E ele ficou assim até meio decepcionado, porque, lógico, o Lula, o líder operário e tal. Claro que buscando a justiça social, buscando maior integração, buscando, enfim, maior autonomia no mundo, etc. Mas dentro do sistema que existe, que é um sistema capitalista.
Então, os laços de confiança têm a ver com isso, com essa necessidade, com essa capacidade de interlocução plural e com uma base muito pragmática, que foi a base econômica.

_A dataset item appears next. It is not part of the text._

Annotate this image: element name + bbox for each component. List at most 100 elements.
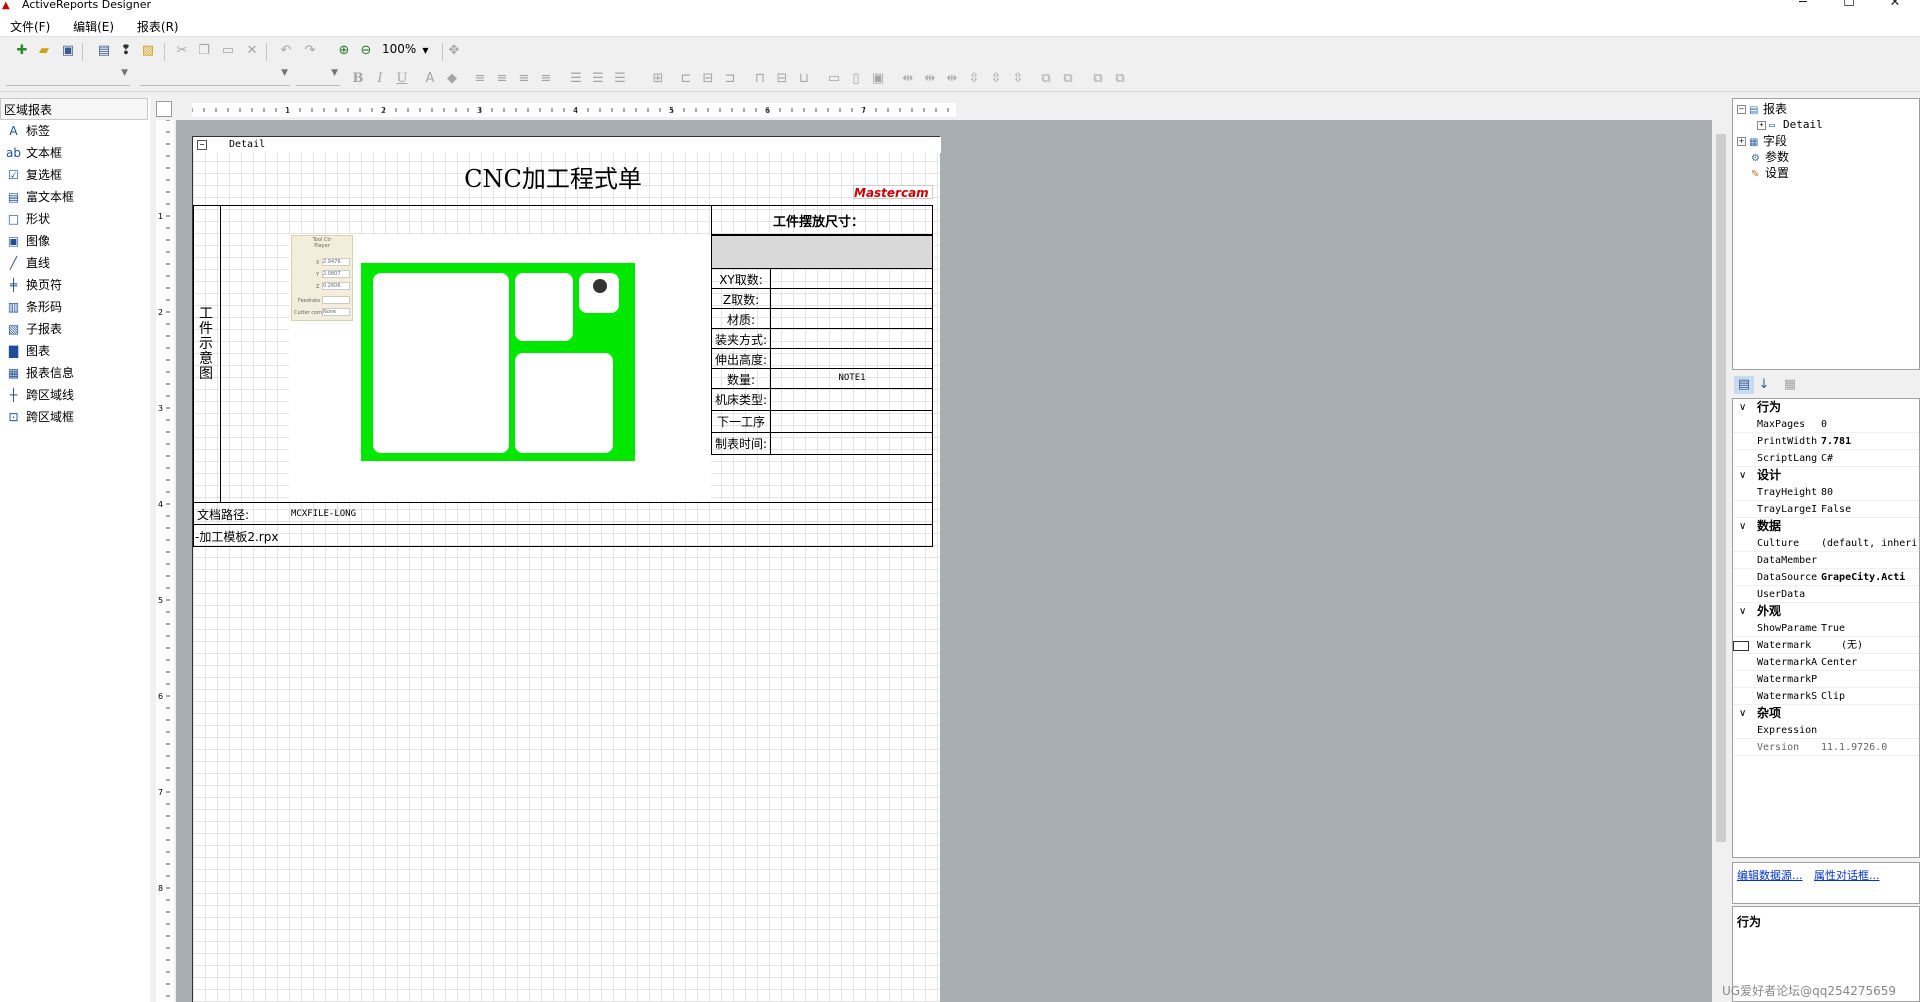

Não ficamos só na base econômica, criamos um conselho de defesa, o Instituto de Saúde, que funcionava. As ligações de infraestrutura que embora com atraso, sim, são muito afetadas por todos esses processos que ocorreram no Brasil também.
Mas de qualquer maneira, nós estamos pela primeira vez em razoável unificação entre o Atlântico e o Pacífico. Algo que na América do Norte ocorreu no século 19.
Que conselhos você daria a um jovem diplomata? Que agora, cada vez mais, enfrenta a complexidade e desafios nesse cenário global, como ser o diplomata nos tempos atuais?
Celso Amorim: Bom, eu acho que a gente devia começar dando um conselho para os velhos diplomatas, para eles evitarem a guerra que está ocorrendo. Eu os vejo tratarem essa situação com muita naturalidade.
Eu acho que a paz é urgente. É urgente tratar da paz. Eu acho que o diplomata tem que ter isso presente. Ele tem que cuidar do interesse do país, evidentemente, mas ao mesmo tempo, de uma maneira que promova a paz e a e a fraternidade entre os povos que promovam a justiça.
Então eu acho que o jovem diplomata não deve perder o entusiasmo, não deve perder o amor, a paz e o desenvolvimento do Brasil. A justiça social. Esses são os objetivos internos e objetivos globais.